Thursday, October 16, 2008

No Fear - Day 11

So, I'm beginning to wonder if only the verses that I normally have read over are going to stand out to me. I suppose it makes sense that they would. I've read the book of John many times, but for whatever reason I feel like I have a different set of lenses this time.

Two related sections of John 11 stood out to me.

Then he said to his disciples, "Let us go back to Judea." "But Rabbi," they said, "a short while ago the Jews tried to stone you, and yet you are going back there?" -John 11:7-8

Then Thomas (called Didymus) said to the rest of the disciples, "Let us also go, that we may die with him." -John 11:16

In the midst of all the turmoil, of His life, Jesus has upset enough folks by threatening the status of power over people that they have tried to sieze him and have nearly stoned him to death. As this interaction is taking place, Jesus and his disciples are out of the immediate line of fire.

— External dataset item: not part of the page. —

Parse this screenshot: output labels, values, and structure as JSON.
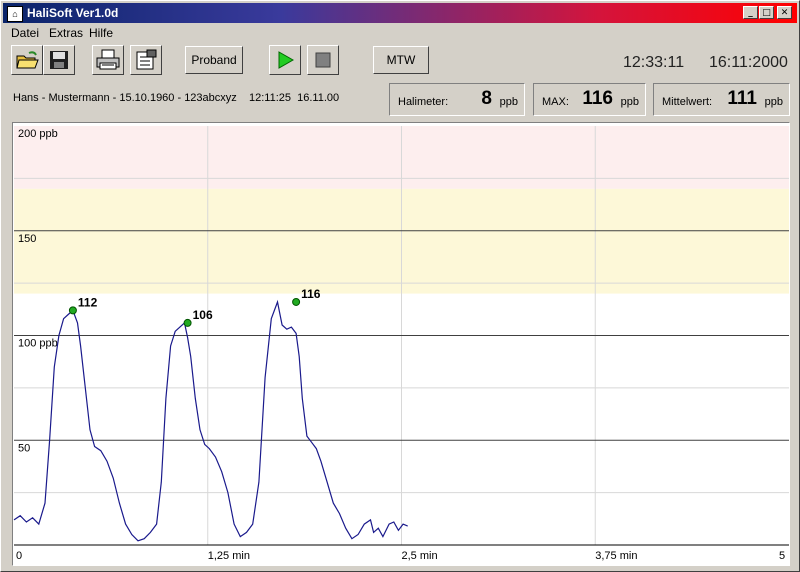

And here's Jesus, ready to head back into the center of the chaos.

That doesn't surprise me so much, I guess. After all, he's Jesus. I've come to expect bold, brave, and daring things from him.

But, the words of Thomas . . . those mess with me.

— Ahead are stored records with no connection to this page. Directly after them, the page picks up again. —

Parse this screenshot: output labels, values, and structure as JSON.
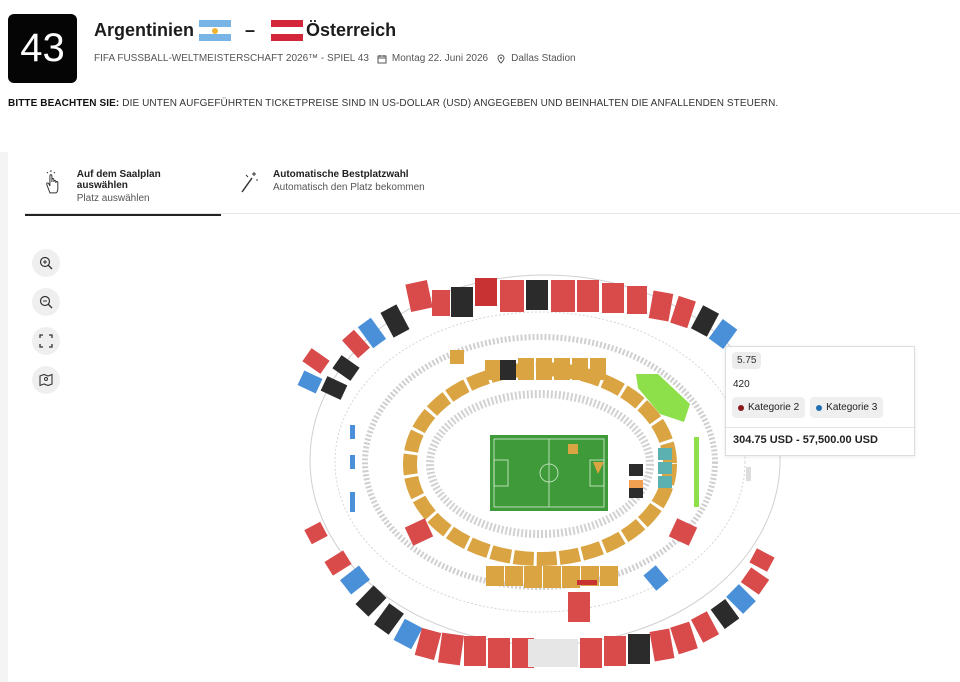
{
  "match": {
    "number": "43",
    "team_home": "Argentinien",
    "team_away": "Österreich",
    "separator": "–",
    "competition": "FIFA FUSSBALL-WELTMEISTERSCHAFT 2026™ - SPIEL 43",
    "date": "Montag 22. Juni 2026",
    "venue": "Dallas Stadion"
  },
  "notice": {
    "label": "BITTE BEACHTEN SIE:",
    "text": "DIE UNTEN AUFGEFÜHRTEN TICKETPREISE SIND IN US-DOLLAR (USD) ANGEGEBEN UND BEINHALTEN DIE ANFALLENDEN STEUERN."
  },
  "tabs": [
    {
      "title": "Auf dem Saalplan auswählen",
      "subtitle": "Platz auswählen",
      "icon": "hand-pointer-icon",
      "active": true
    },
    {
      "title": "Automatische Bestplatzwahl",
      "subtitle": "Automatisch den Platz bekommen",
      "icon": "magic-wand-icon",
      "active": false
    }
  ],
  "map_controls": [
    "zoom-in-icon",
    "zoom-out-icon",
    "fullscreen-icon",
    "map-pin-icon"
  ],
  "tooltip": {
    "price": "5.75",
    "seats": "420",
    "categories": [
      {
        "name": "Kategorie 2",
        "color": "#8b1a1a"
      },
      {
        "name": "Kategorie 3",
        "color": "#1f6fb5"
      }
    ],
    "range": "304.75 USD - 57,500.00 USD"
  },
  "colors": {
    "category_1": "#d94a4a",
    "category_2": "#8b1a1a",
    "category_3": "#4a90d9",
    "category_4": "#d9a441",
    "unavailable": "#2b2b2b",
    "selected": "#8ee04a",
    "pitch": "#3f9a3a"
  }
}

Thomas (and we don't see that any of the 12 argued with him) was willing to die, if that's what it meant to follow Jesus. For Thomas, it wasn't about safety or comfort. It was about obediently following his Master, the Messiah.

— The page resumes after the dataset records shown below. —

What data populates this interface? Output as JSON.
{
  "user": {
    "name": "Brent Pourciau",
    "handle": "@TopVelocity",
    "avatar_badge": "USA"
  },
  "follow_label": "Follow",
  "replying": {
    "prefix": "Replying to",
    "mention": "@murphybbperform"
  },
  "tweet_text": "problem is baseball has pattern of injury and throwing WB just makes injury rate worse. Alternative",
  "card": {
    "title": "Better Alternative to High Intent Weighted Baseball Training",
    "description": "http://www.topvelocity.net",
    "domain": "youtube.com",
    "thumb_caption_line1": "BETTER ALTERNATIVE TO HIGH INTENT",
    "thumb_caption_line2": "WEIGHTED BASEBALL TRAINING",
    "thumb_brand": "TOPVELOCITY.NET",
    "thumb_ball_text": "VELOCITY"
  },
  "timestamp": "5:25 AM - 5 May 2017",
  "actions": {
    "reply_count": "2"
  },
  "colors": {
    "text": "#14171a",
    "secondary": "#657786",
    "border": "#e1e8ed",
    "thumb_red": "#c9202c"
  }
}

And I have to wonder, am I willing to follow Jesus to my own death? In my self-assured moments, I am apt to claim that this is the road that I'm willing to go down. But, I have to admit, I think it's a road that I secretly hope that I don't have to go down.

And I guess that makes sense, we are talking about living after all. But, I think death is as much of a metaphor as it is a reality. For instance, am I willing to follow Jesus in such a way that:

  • my financial security is at the risk of death?
  • my popularity and social status is at the risk of death?
  • my self-centered dreams and ambitions are at the risk of death?
  • my pride and carefully constructed public facade is at the risk of death?
I want to be a man that holds nothing back from Jesus . . . even if it means walking toward some type of death. I have a feeling I know which thing in my life He's leading me to place at the risk of death. (Which I will share some other day.)

What about you? What thing in your life might Jesus be leading you to place at the risk of death?